源氏の滝から交野三山縦走(交野山~旗振山~龍王山) | YAMAP 山登り・アウトドアの新定番
2016年3月上旬に源氏の滝から交野三山を縦走して航空灯台跡地を見てきました。交野山周辺のルートは多数存在します。交野市が指定する文化財が多数点在する「石仏の道」と絡めた縦走ルートがおススメです。
Google マイマップ – 石仏の道(交野山・ご来光道)
龍王山の航空灯台跡
航空灯台の跡地は意外にも簡単に見つかります。遺品と言っても石仏と違って昭和初期には現役だったワケですから。。。
コンクリート礎石が4つ残っていました。鉄骨の根元も確認できます。
比較的状態がイイです。切り取られた鉄骨の根元部分が残っています。
倒木の根が斜めにかかっています。
ちょっと落ち葉に覆われていました。払いのけて撮影。
この礎石は土に埋まっていて、少し掘り起こしました。基礎の結界面積からもわかるように、そんなに高い鉄塔ではなかったようです。現在の送電鉄塔を見てもわかるように、高い鉄塔は結界も広い。

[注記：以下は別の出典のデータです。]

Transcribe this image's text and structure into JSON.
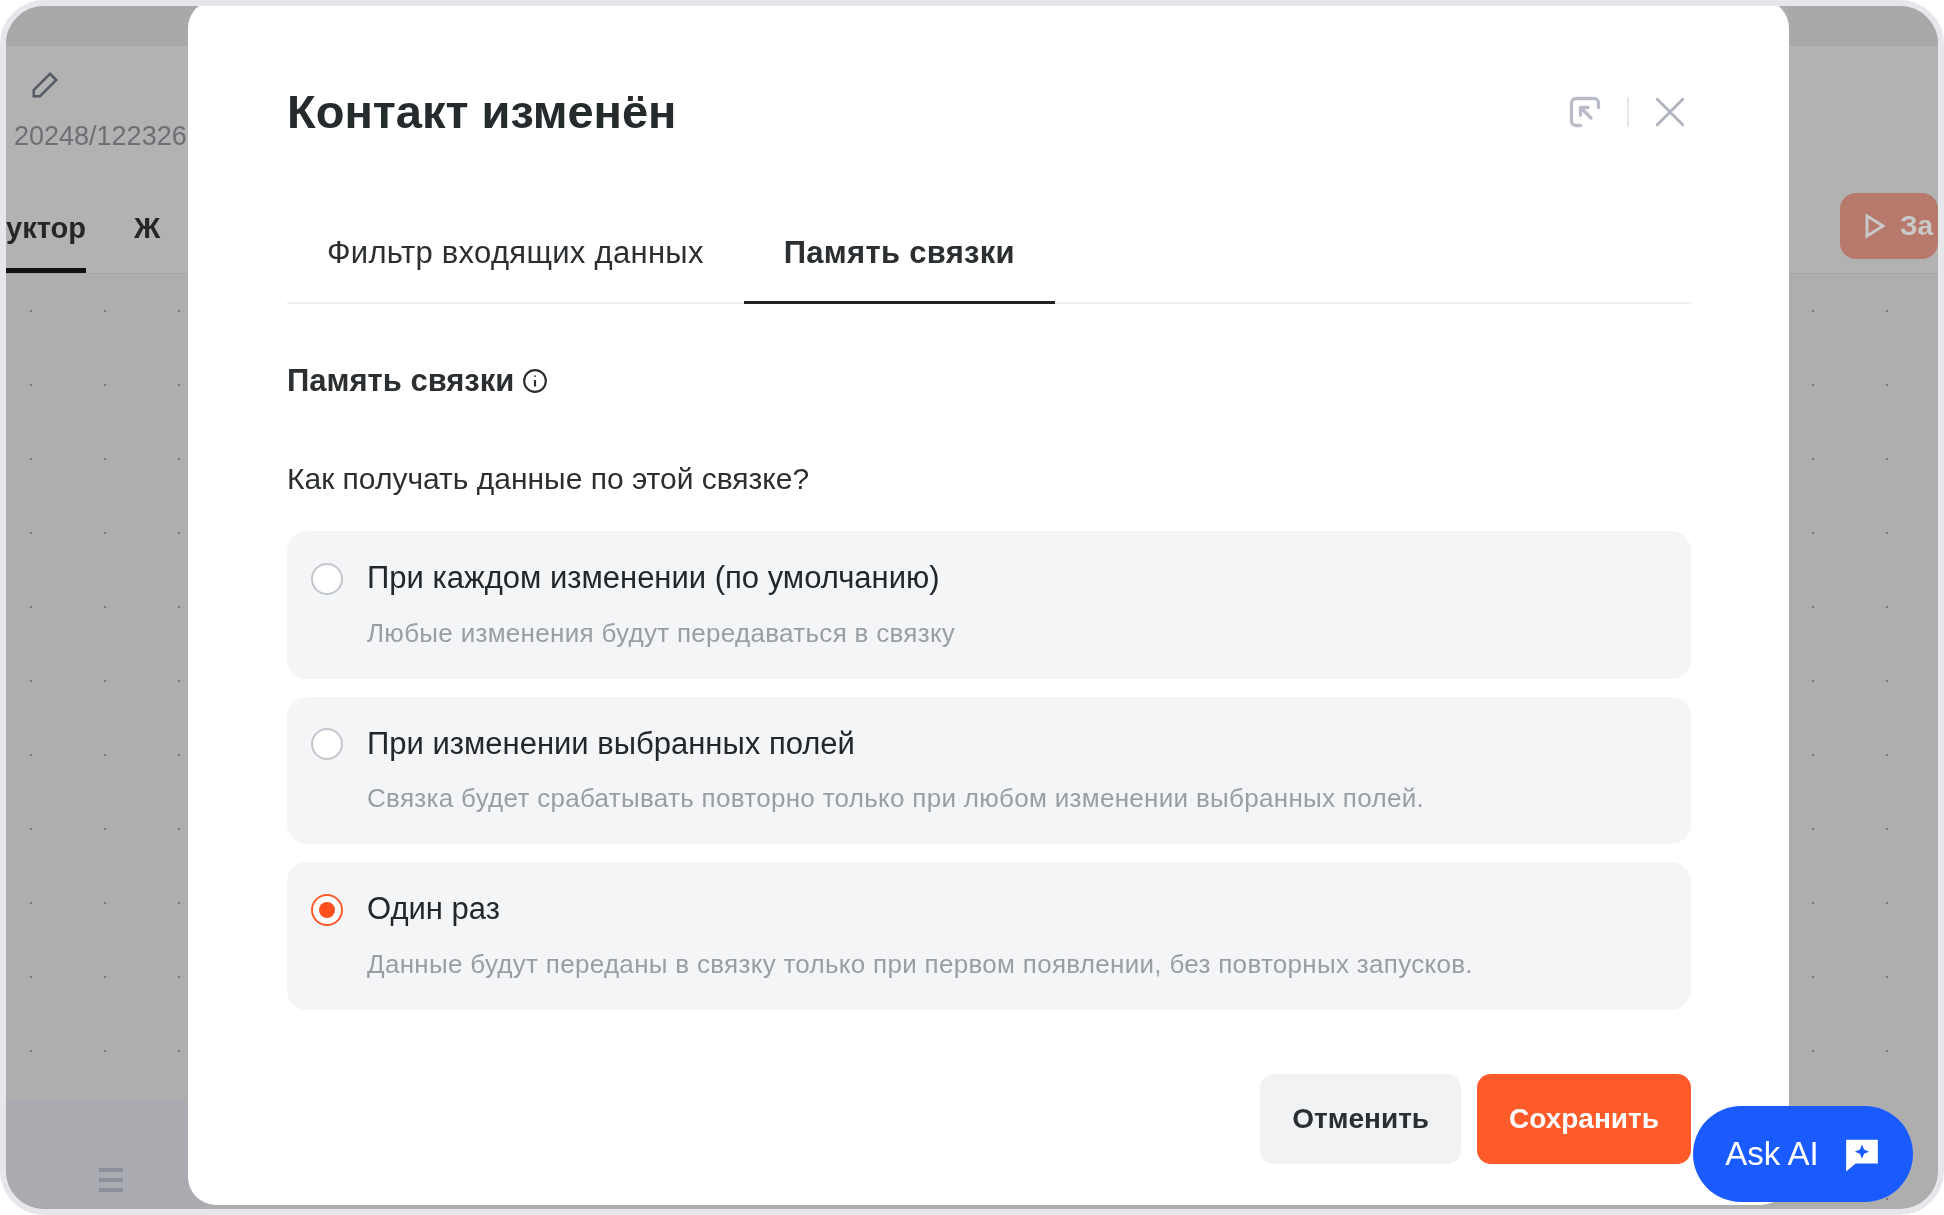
{
  "background_app": {
    "record_id": "20248/122326",
    "tabs": [
      {
        "label": "уктор",
        "selected": true
      },
      {
        "label": "Ж",
        "selected": false
      }
    ],
    "run_button": "За"
  },
  "dialog": {
    "title": "Контакт изменён",
    "tabs": [
      {
        "label": "Фильтр входящих данных",
        "selected": false
      },
      {
        "label": "Память связки",
        "selected": true
      }
    ],
    "section_title": "Память связки",
    "question": "Как получать данные по этой связке?",
    "options": [
      {
        "label": "При каждом изменении (по умолчанию)",
        "description": "Любые изменения будут передаваться в связку",
        "selected": false
      },
      {
        "label": "При изменении выбранных полей",
        "description": "Связка будет срабатывать повторно только при любом изменении выбранных полей.",
        "selected": false
      },
      {
        "label": "Один раз",
        "description": "Данные будут переданы в связку только при первом появлении, без повторных запусков.",
        "selected": true
      }
    ],
    "buttons": {
      "cancel": "Отменить",
      "save": "Сохранить"
    }
  },
  "ask_ai": "Ask AI"
}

当然といえば当然ですが、前述の資料には鉄塔の高さなども記載されています。
資料に見る「龍王山航空灯台」
設置年から第二期航空灯台に分類されています。
設置年:昭和14年 廃止年:昭和18年 高さ :5.5m
増設、移設、改造、撤去を繰り返した航空灯台の数奇な運命を想起させますね。太平洋戦争の戦況悪化で消灯され、鉄骨は剥ぎ取られ、溶かされ、、、
悲しい歴史です。
まだまだある? 航空灯台の遺構
生駒山系以外の航空灯台跡地も訪問しました。
一覧表には、遺構の現存が確認されたものに印が付いています。著者・柴田氏の脚注によると、『全てを網羅したわけではない』とのこと。探せば新たな発見があるかもしれません。興味のある方は、「歴史と神戸」を読んでみてください。バックナンバーは、神戸史学会のウェブサイトから取り寄せ可能です。
今も人々に微笑む野仏、人々の記憶から(遺構さえも)消え去る航空灯台。どちらも人間が造り出したモノ。航空灯台が廃止されたのは昭和44年(1969)です。
半世紀も経っていない。
必要なくなれば、あっという間に忘れ去られるのでしょうね。人間の創りだしたモノは、美しく物悲しいです。
では、また。
この記事は2015年2月18日に公開した「龍王山に残る戦前の航空灯台跡」をリライトしました。